I think of that story now not just because I dearly miss those workshops, and I deeply miss Andrea, but because so much of what I remember about her involved loving. I remember how she carried on animated, meaningful conversations with Kiki, her spoiled, ancient, much-beloved and "most precious" cat. I remember how she adopted Cody, a battered, abandoned shepherd-coyote mix so skittish he would not enter a room with people in it even when bribed with hamburger, and how after many weeks of Andrea's gentle, patient love Cody was turning into a dog who occasionally liked to frolic. I remember that when I returned to grad school after 10 years in the working world it was Andrea and Toni who befriended me and supported me and helped calm my fears. I remember one night shortly after her father passed away, when Andrea lay in my arms weeping and shaking so long and hard that I feared she would injure herself. And I remember the parade of people who showed up at her Rivers Road house when she decided to build a shed for her horse Mika, each of them carrying beer or tools or a bit of scavenged wood. Andrea gave out the love of her soul even when it hurt her, and she earned far more love than she would ever let herself believe.
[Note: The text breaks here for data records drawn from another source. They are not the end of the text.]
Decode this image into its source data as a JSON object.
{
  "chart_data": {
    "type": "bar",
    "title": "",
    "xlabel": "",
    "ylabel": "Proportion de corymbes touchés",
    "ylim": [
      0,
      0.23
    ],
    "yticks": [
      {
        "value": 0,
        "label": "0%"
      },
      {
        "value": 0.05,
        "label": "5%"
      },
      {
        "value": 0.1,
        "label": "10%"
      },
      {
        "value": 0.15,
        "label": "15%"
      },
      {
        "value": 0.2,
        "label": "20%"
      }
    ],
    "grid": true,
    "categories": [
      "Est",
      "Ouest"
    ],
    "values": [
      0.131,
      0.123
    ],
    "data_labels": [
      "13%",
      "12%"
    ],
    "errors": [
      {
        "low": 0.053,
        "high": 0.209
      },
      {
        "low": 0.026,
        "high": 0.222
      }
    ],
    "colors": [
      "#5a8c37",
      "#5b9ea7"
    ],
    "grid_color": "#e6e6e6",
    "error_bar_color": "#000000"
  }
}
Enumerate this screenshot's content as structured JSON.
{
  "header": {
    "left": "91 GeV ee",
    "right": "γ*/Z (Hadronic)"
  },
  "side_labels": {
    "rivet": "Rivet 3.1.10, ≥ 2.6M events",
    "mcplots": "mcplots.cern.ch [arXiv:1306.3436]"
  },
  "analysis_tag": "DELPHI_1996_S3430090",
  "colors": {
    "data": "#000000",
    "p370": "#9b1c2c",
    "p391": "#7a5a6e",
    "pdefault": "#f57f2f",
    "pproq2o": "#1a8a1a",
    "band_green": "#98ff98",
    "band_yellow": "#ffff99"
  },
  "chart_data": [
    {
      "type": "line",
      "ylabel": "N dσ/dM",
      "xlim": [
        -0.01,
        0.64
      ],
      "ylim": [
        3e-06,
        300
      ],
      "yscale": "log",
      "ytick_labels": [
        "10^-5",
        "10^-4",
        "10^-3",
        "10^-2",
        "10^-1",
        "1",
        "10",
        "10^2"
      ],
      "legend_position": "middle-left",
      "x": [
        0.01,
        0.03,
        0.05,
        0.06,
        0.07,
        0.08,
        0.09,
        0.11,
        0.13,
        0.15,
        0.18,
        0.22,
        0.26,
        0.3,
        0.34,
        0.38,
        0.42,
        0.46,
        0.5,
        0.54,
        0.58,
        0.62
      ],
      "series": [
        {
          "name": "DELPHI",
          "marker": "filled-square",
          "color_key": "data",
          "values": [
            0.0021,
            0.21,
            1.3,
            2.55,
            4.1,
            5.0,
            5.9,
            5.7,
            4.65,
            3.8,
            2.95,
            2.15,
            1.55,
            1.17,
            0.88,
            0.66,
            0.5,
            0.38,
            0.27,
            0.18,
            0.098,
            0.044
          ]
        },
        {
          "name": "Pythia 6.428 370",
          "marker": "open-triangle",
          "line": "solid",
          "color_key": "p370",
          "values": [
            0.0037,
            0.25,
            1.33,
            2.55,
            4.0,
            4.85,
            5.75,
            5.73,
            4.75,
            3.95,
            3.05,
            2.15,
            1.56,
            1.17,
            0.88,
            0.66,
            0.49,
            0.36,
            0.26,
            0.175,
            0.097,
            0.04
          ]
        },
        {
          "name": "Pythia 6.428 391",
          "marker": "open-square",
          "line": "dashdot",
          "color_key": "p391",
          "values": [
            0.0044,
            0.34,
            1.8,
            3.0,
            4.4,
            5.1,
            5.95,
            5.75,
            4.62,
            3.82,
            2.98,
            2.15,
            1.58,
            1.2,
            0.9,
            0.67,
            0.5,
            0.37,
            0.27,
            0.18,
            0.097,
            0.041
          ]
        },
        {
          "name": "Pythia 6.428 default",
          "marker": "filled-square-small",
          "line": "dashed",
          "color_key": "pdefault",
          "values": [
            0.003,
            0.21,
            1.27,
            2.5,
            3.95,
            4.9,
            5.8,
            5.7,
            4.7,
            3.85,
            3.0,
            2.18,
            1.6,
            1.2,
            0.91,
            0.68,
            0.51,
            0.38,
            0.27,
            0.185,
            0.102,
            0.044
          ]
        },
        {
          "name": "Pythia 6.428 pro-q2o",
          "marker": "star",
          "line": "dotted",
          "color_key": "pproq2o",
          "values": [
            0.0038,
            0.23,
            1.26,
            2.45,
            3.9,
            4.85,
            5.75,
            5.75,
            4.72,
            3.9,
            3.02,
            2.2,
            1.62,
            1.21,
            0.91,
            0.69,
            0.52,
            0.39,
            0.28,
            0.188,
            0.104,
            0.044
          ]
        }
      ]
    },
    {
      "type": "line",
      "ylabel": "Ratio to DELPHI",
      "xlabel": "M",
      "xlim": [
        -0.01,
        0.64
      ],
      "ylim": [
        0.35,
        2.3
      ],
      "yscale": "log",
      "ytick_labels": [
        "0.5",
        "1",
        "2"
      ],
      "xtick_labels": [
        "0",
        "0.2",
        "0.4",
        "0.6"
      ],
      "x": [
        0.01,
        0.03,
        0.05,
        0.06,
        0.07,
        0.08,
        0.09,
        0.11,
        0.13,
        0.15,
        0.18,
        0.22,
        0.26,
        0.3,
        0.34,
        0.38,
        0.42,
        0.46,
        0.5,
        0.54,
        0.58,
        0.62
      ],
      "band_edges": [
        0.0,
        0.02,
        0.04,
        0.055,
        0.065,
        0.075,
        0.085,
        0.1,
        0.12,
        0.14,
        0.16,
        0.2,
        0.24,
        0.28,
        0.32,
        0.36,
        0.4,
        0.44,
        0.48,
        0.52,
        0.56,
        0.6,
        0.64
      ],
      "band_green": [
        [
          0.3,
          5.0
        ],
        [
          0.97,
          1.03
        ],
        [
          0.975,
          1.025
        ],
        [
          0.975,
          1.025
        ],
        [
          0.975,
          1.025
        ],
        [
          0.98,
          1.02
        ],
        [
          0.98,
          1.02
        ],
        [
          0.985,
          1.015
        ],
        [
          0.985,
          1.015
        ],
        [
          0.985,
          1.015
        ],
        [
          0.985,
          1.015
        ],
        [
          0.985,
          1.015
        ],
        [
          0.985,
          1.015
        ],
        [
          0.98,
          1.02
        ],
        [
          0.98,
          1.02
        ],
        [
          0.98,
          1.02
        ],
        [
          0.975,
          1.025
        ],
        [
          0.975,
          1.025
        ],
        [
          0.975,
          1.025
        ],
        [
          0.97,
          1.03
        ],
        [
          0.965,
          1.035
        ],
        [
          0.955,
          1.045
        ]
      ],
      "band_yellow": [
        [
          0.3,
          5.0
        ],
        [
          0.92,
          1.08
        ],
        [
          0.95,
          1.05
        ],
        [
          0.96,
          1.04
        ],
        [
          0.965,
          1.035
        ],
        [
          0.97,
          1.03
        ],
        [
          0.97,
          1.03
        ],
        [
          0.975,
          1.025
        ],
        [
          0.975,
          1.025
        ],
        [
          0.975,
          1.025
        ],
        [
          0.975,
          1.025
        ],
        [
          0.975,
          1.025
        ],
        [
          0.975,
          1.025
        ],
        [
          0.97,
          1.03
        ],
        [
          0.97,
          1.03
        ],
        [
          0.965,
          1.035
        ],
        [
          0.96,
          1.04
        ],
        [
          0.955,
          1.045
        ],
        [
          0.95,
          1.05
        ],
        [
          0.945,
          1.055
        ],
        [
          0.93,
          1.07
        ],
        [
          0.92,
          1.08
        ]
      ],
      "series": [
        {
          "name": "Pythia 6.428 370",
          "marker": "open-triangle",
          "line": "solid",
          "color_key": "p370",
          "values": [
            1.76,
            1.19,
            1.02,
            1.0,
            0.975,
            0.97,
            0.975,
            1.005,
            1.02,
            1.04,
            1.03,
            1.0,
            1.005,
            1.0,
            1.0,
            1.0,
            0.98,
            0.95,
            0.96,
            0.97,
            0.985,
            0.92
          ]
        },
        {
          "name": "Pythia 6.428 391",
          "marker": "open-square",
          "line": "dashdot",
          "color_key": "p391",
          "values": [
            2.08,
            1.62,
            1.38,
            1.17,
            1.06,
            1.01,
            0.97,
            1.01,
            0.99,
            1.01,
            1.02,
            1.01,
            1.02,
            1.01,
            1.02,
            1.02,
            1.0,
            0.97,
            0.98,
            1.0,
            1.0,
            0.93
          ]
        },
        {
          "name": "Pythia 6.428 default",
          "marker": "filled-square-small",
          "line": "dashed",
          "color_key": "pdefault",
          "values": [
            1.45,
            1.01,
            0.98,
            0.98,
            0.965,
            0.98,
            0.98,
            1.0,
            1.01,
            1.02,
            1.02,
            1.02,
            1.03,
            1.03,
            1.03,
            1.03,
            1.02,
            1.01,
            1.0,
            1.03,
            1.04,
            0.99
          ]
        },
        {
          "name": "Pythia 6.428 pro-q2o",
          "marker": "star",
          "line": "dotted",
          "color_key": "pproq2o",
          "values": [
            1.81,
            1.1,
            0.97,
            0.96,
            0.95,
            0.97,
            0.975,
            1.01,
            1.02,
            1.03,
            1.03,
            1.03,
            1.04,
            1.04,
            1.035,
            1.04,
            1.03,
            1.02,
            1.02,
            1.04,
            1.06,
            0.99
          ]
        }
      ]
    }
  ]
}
It seems everyone who really knew Andrea loved her - except, of course, for Andrea herself. Just as she would never really let herself accept all the praise she got for her writing - her writing, poetry and prose, was simply dazzling - so it seemed to me that Andrea could never fully accept just how much other people admired and loved her. That always saddened me so. Andrea did have some bad breaks in life, far more than someone as sensitive and caring as she should have, but I always thought that burden would have been eased she had only let us love her a little bit more.
One more story. I left Andrea's home late one night, probably after a workshop. She and I were flirting with becoming more than friends at that time, and as she walked me to my car, we stopped and I kissed her. Wonderful - cool night air, full moon overhead, the soft swoosh of pine trees swaying in the wind. And then something pushed up against my knee, gentle but insistent. It was Cody. He was unsure of my intentions, and was trying to put himself between Andrea and me. We laughed, Andrea reassured him, and we went back to our embrace. After a few moments, I felt a second nudge against my leg. This time it was Nick, Andrea's other dog. He wasn't worried, he just wanted attention. Andrea shooed him off, and once again we embraced. But a moment after that I heard heavy footsteps, and then felt a sudden rush of hot air right against my cheek. Mika the horse had come to join the party.
So we stood there, Andrea and I laughing in the clear cold night while two dogs and a horse looked on companionably. I'm not vain enough to think any of her four-legged friends critters were jealous of me, or were even very much interested in me. They just wanted to be close to Andrea.
Because after all, everyone who really knew Andrea loved her.